Anatomy of an email: Anthropologie

E-mail, short for “electronic mail” is one of the most widely used forms of digital communication. It can be used from nearly any device, and unlike paper mail, it is delivered nearly instantly. E-mail is used in all strata of society and has endless possibilities for personal and professional uses. It can be used to send messages, links, images and files, essentially everyone on the planet who uses computers will use e-mail. It powers business and connects families together across continents, and the best part of all is that it is essentially free. People use e-mail on personal computers, mobile phones, tablets, even on ‘smart’ televisions!

But here we go. Sending emails has already become our sort of became an automatic process and we don’t even think about its structure. People think that it’s an easy thing to do, but no. Let’s just see.

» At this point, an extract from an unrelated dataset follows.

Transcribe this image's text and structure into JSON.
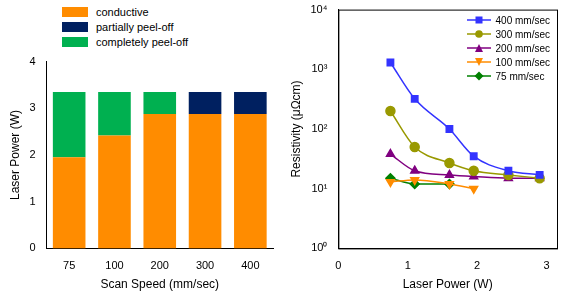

With in-store visuals that belong more in an art gallery than a mall, you can imagine the kind of designers behind these visions come to life. The same thing is happening with sending emails. You have to think structurally and always pay attention to details (topic, object, body part etc). You know, the type of people who truly put their heart and soul when building the anatomy of their emails.  We tried to figure out how to improve our email-marketing skills and wrote a very good article which will introduce you to the beauty of email anatomy and why it works:

7 takeaways for your own marketing strategy

  1. Don’t be afraid to switch up your header.

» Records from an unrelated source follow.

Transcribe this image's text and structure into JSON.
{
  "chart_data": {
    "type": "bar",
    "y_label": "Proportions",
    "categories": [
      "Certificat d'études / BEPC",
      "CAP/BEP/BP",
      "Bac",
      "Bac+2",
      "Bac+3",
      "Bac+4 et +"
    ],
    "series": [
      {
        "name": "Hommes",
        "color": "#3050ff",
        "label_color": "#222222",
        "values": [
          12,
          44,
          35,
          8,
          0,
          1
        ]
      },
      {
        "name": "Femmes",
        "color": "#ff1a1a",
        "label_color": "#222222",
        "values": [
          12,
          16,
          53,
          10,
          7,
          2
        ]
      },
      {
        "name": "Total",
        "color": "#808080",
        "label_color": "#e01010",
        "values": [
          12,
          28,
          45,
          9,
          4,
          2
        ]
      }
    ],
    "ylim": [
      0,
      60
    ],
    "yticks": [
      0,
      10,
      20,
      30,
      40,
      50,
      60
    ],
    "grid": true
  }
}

The monogram “A” in the header reminds the reader who the email is from, but appears a little more personal than their traditional logo. The “2018 gifting” in handwritten font also gives off a cozy holiday letter feel.

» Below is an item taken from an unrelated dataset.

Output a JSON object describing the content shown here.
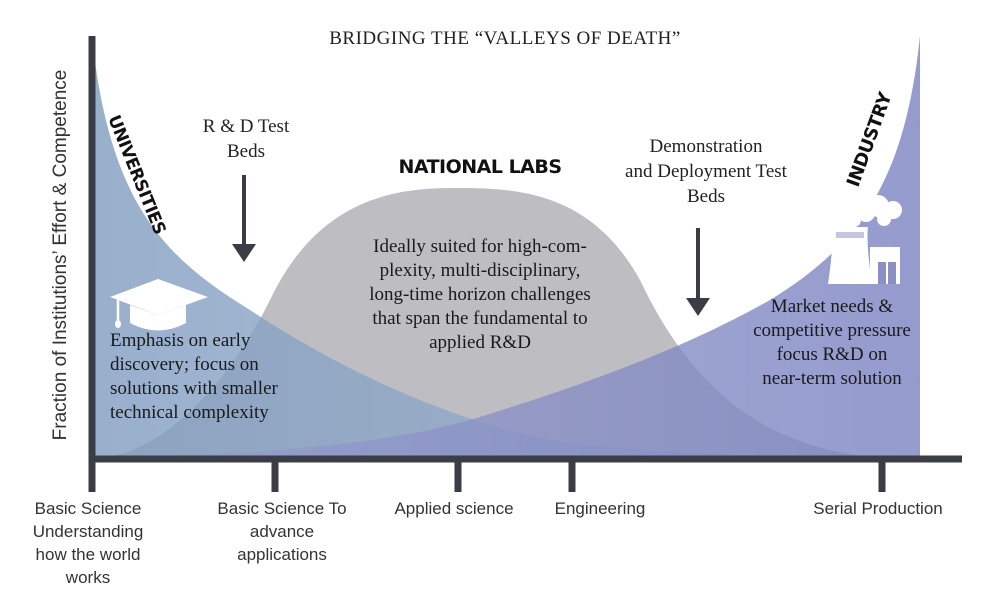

  1. Organize your email in a creative way that maintains visual interest.

The heroes of this email are undoubtedly the hand-painted personas. Not only do they create and continue visual interest through the entirety of the email, they also help organize the content and introduce the next person to be quoted. Organization doesn’t always have to end with lists and graphs—Consider presenting information in a creative way!

  1. Look to your in-house experts for content.

While we already know Anthropologie produces beautiful products, it’s fun to hear their in-house experts speak to their work. It’s kind of like asking your server what their favorite thing is on the menu. The content is interesting because they know the products best, but it also builds their credibility as fashion and design experts!

  1. Match the tone of your copy with the style of your design. 

These quotes don’t include any sales language at all, but because there’s a real, true human element behind them, they are likely to be effective. This copy choice creates a thoughtful tone, like talking to a friend. It pairs well with the approachable design style.

  1. Create cohesiveness.

Here we see a nod to the handwritten style from the header fonts. It’s important to continue the themes you begin, and Anthropologie has done a great job of intentionally emphasizing a friendly tone using every element.

  1. Use cause marketing to support nonprofit organizations.

Just when we thought it couldn’t get any better, Anthropologie uses cause marketing! By mentioning that a portion of sales will go toward Project Night Night, they show what they stand for as a company and make the reader feel good about any purchases they make.

  1. Don’t add distractions.

At the footer of the email, we see links to other merchandise categories in tasteful neutral colors that don’t take away from the focal points of the email.

Wrap up

Anthropologie is a great example of a company who delivers a message in a way that surprises and delights their customers. From customized design to thoughtful copy, they’ve thought of everything needed to create an intentional email experience. Consider adding some of these elements to your next send, and show your subscribers they are worth the investment.